Tired. Didn't fall asleep til' 1am this morning. Thinking. Thinking real hard about my future. Worried. It seems like yesterday I was worried to no end. Didn't know if I would ever stop worrying. Worry about everything. Wondering what if, why, when, how and who. But then...
Just then I ran me a warm bath and added a relaxation ball and laid my head back and chilled. Sat there for a few minutes and then my mouth opened and I began to talk. Talking to God. Talked as if it was the two of us sitting over dinner at the finnest restaurant ever known. I laughed and I could feel HIM laughing with me. My words flowed constantly. Saying things that I very so needed to get off my chest. For that 30 minutes or so that I sat talking.. at the end of it I smiled. I knew. Knew that it was only that we had a lot of catching up to do that this happen'd.

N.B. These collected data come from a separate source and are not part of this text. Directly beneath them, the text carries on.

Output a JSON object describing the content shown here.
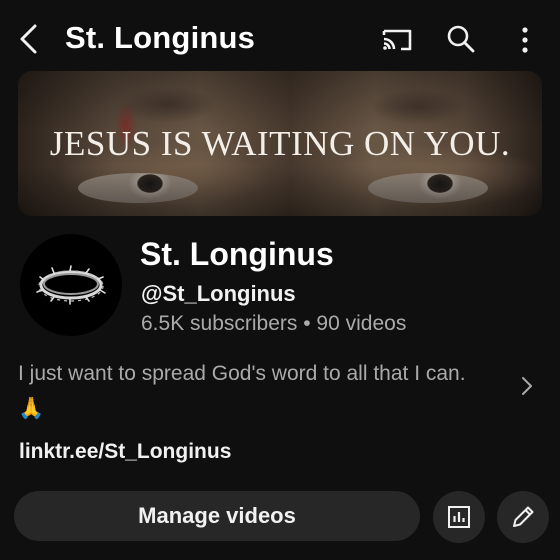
{
  "header": {
    "title": "St. Longinus",
    "icons": [
      "back-arrow-icon",
      "cast-icon",
      "search-icon",
      "more-vert-icon"
    ]
  },
  "banner": {
    "text": "JESUS IS WAITING ON YOU."
  },
  "channel": {
    "name": "St. Longinus",
    "handle": "@St_Longinus",
    "stats": "6.5K subscribers • 90 videos",
    "description": "I just want to spread God's word to all that I can. 🙏",
    "link": "linktr.ee/St_Longinus",
    "avatar_icon": "crown-of-thorns-icon"
  },
  "actions": {
    "manage_label": "Manage videos",
    "icons": [
      "analytics-icon",
      "edit-pencil-icon"
    ]
  },
  "colors": {
    "background": "#0f0f0f",
    "button_bg": "#272727",
    "primary_text": "#f1f1f1",
    "secondary_text": "#aaaaaa"
  }
}
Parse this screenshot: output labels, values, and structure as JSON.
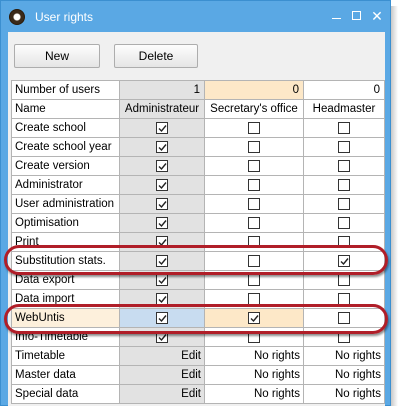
{
  "window": {
    "title": "User rights",
    "icon": "app-clock-icon"
  },
  "toolbar": {
    "new_label": "New",
    "delete_label": "Delete"
  },
  "grid": {
    "count_row": {
      "label": "Number of users",
      "values": [
        "1",
        "0",
        "0"
      ]
    },
    "header_row": {
      "label": "Name",
      "groups": [
        "Administrateur",
        "Secretary's office",
        "Headmaster"
      ]
    },
    "checkbox_rows": [
      {
        "label": "Create school",
        "values": [
          true,
          false,
          false
        ]
      },
      {
        "label": "Create school year",
        "values": [
          true,
          false,
          false
        ]
      },
      {
        "label": "Create version",
        "values": [
          true,
          false,
          false
        ]
      },
      {
        "label": "Administrator",
        "values": [
          true,
          false,
          false
        ]
      },
      {
        "label": "User administration",
        "values": [
          true,
          false,
          false
        ]
      },
      {
        "label": "Optimisation",
        "values": [
          true,
          false,
          false
        ]
      },
      {
        "label": "Print",
        "values": [
          true,
          false,
          false
        ]
      },
      {
        "label": "Substitution stats.",
        "values": [
          true,
          false,
          true
        ]
      },
      {
        "label": "Data export",
        "values": [
          true,
          false,
          false
        ]
      },
      {
        "label": "Data import",
        "values": [
          true,
          false,
          false
        ]
      },
      {
        "label": "WebUntis",
        "values": [
          true,
          true,
          false
        ]
      },
      {
        "label": "Info-Timetable",
        "values": [
          true,
          false,
          false
        ]
      }
    ],
    "text_rows": [
      {
        "label": "Timetable",
        "values": [
          "Edit",
          "No rights",
          "No rights"
        ]
      },
      {
        "label": "Master data",
        "values": [
          "Edit",
          "No rights",
          "No rights"
        ]
      },
      {
        "label": "Special data",
        "values": [
          "Edit",
          "No rights",
          "No rights"
        ]
      }
    ]
  },
  "highlight_color": "#b01e28"
}
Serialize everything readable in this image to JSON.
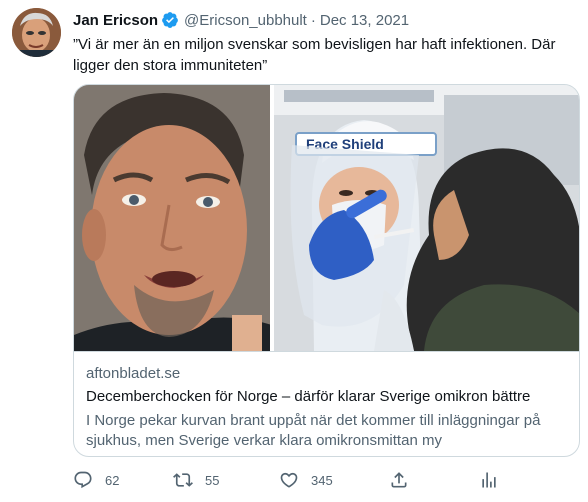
{
  "author": {
    "display_name": "Jan Ericson",
    "handle": "@Ericson_ubbhult",
    "separator": "·",
    "date": "Dec 13, 2021"
  },
  "tweet": {
    "text": "”Vi är mer än en miljon svenskar som bevisligen har haft infektionen. Där ligger den stora immuniteten”"
  },
  "card": {
    "shield_text_1": "Face Shield",
    "domain": "aftonbladet.se",
    "title": "Decemberchocken för Norge – därför klarar Sverige omikron bättre",
    "description": "I Norge pekar kurvan brant uppåt när det kommer till inläggningar på sjukhus, men Sverige verkar klara omikronsmittan my"
  },
  "actions": {
    "reply_count": "62",
    "retweet_count": "55",
    "like_count": "345"
  },
  "colors": {
    "verified": "#1d9bf0",
    "secondary_text": "#536471",
    "border": "#cfd9de"
  }
}
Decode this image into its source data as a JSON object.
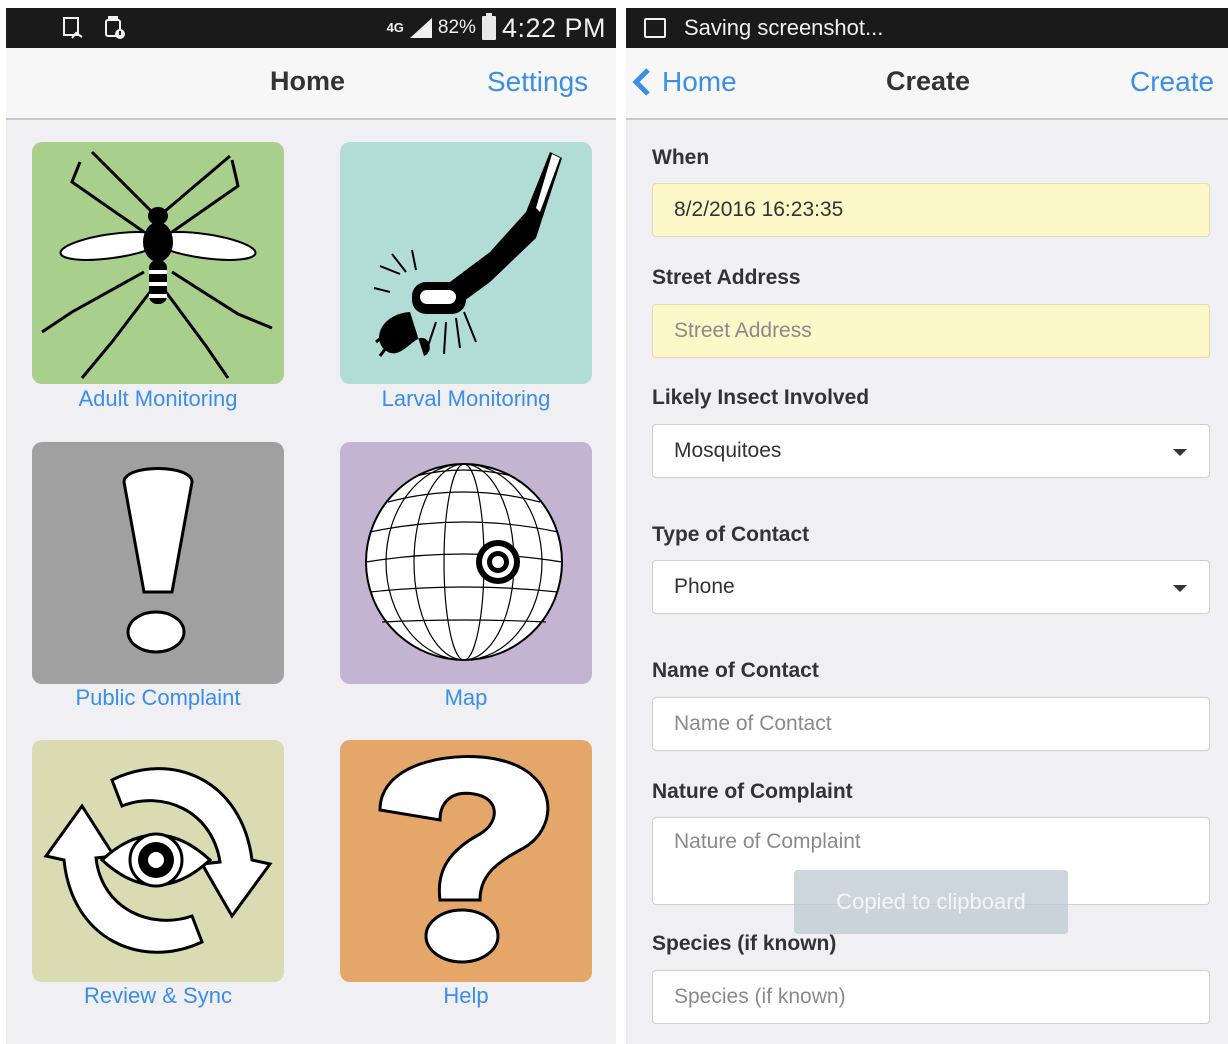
{
  "left_screen": {
    "status_bar": {
      "network": "4G",
      "battery": "82%",
      "time": "4:22 PM"
    },
    "nav": {
      "title": "Home",
      "settings_link": "Settings"
    },
    "tiles": [
      {
        "label": "Adult Monitoring",
        "icon": "mosquito-icon",
        "color": "#a9cf8c"
      },
      {
        "label": "Larval Monitoring",
        "icon": "larva-icon",
        "color": "#b2ddd7"
      },
      {
        "label": "Public Complaint",
        "icon": "exclamation-icon",
        "color": "#a0a0a0"
      },
      {
        "label": "Map",
        "icon": "globe-target-icon",
        "color": "#c3b5d1"
      },
      {
        "label": "Review & Sync",
        "icon": "eye-sync-icon",
        "color": "#dadbb2"
      },
      {
        "label": "Help",
        "icon": "question-icon",
        "color": "#e5a66a"
      }
    ]
  },
  "right_screen": {
    "status_bar": {
      "notification": "Saving screenshot..."
    },
    "nav": {
      "back_label": "Home",
      "title": "Create",
      "action_label": "Create"
    },
    "form": {
      "when": {
        "label": "When",
        "value": "8/2/2016 16:23:35"
      },
      "street_address": {
        "label": "Street Address",
        "placeholder": "Street Address"
      },
      "insect": {
        "label": "Likely Insect Involved",
        "value": "Mosquitoes"
      },
      "contact_type": {
        "label": "Type of Contact",
        "value": "Phone"
      },
      "contact_name": {
        "label": "Name of Contact",
        "placeholder": "Name of Contact"
      },
      "complaint": {
        "label": "Nature of Complaint",
        "placeholder": "Nature of Complaint"
      },
      "species": {
        "label": "Species (if known)",
        "placeholder": "Species (if known)"
      }
    },
    "toast": "Copied to clipboard"
  },
  "colors": {
    "link": "#3a8ee6",
    "statusbar": "#1a1a1a",
    "background": "#efeff4"
  }
}
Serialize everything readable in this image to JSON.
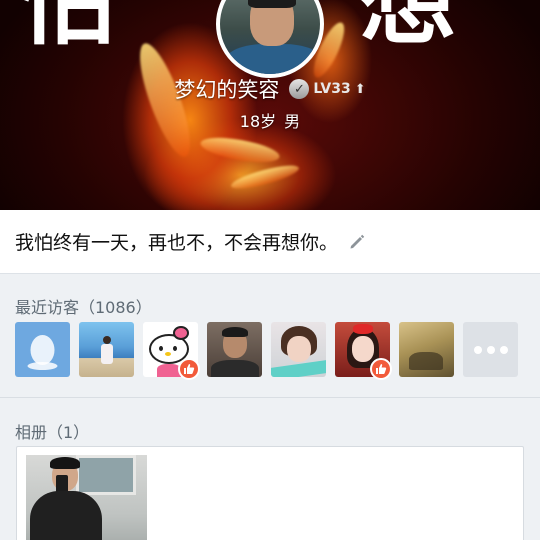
{
  "header": {
    "cover_glyph_left": "怕",
    "cover_glyph_right": "想",
    "nickname": "梦幻的笑容",
    "verify_mark": "✓",
    "level": "LV33",
    "level_arrow": "⬆",
    "age": "18岁",
    "gender": "男"
  },
  "signature": {
    "text": "我怕终有一天，再也不，不会再想你。",
    "edit_icon": "pencil-icon"
  },
  "visitors": {
    "title": "最近访客（1086）",
    "items": [
      {
        "type": "default-penguin",
        "liked": false
      },
      {
        "type": "girl-beach-photo",
        "liked": false
      },
      {
        "type": "hello-kitty",
        "liked": true
      },
      {
        "type": "man-photo",
        "liked": false
      },
      {
        "type": "girl-short-hair-photo",
        "liked": false
      },
      {
        "type": "girl-red-bow-photo",
        "liked": true
      },
      {
        "type": "vintage-scene-photo",
        "liked": false
      },
      {
        "type": "more-tile",
        "liked": false
      }
    ]
  },
  "album": {
    "title": "相册（1）"
  },
  "colors": {
    "like_badge": "#f25a3a",
    "page_bg": "#eef1f4",
    "section_text": "#5f6b75"
  }
}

It was only that I was beginning to worry a lil' too much and HE needed to reassure me of...
Who HE is.
Why HE loves me.
How forgiving HE is.
When HE's available.
What if I just let HIM in my life.
After that conversation I just felt soooo much better. I smiled for the rest of the day. I've been getting off track lately, not reading my Bible how I should. Haven't been to church in a while. But now, after my talk with God... it's time. Time for me to rise and stand up and do what needs to be done and know that HE is with me every step of the way.
"I am Blessed! So I can rest and know that God is with me!"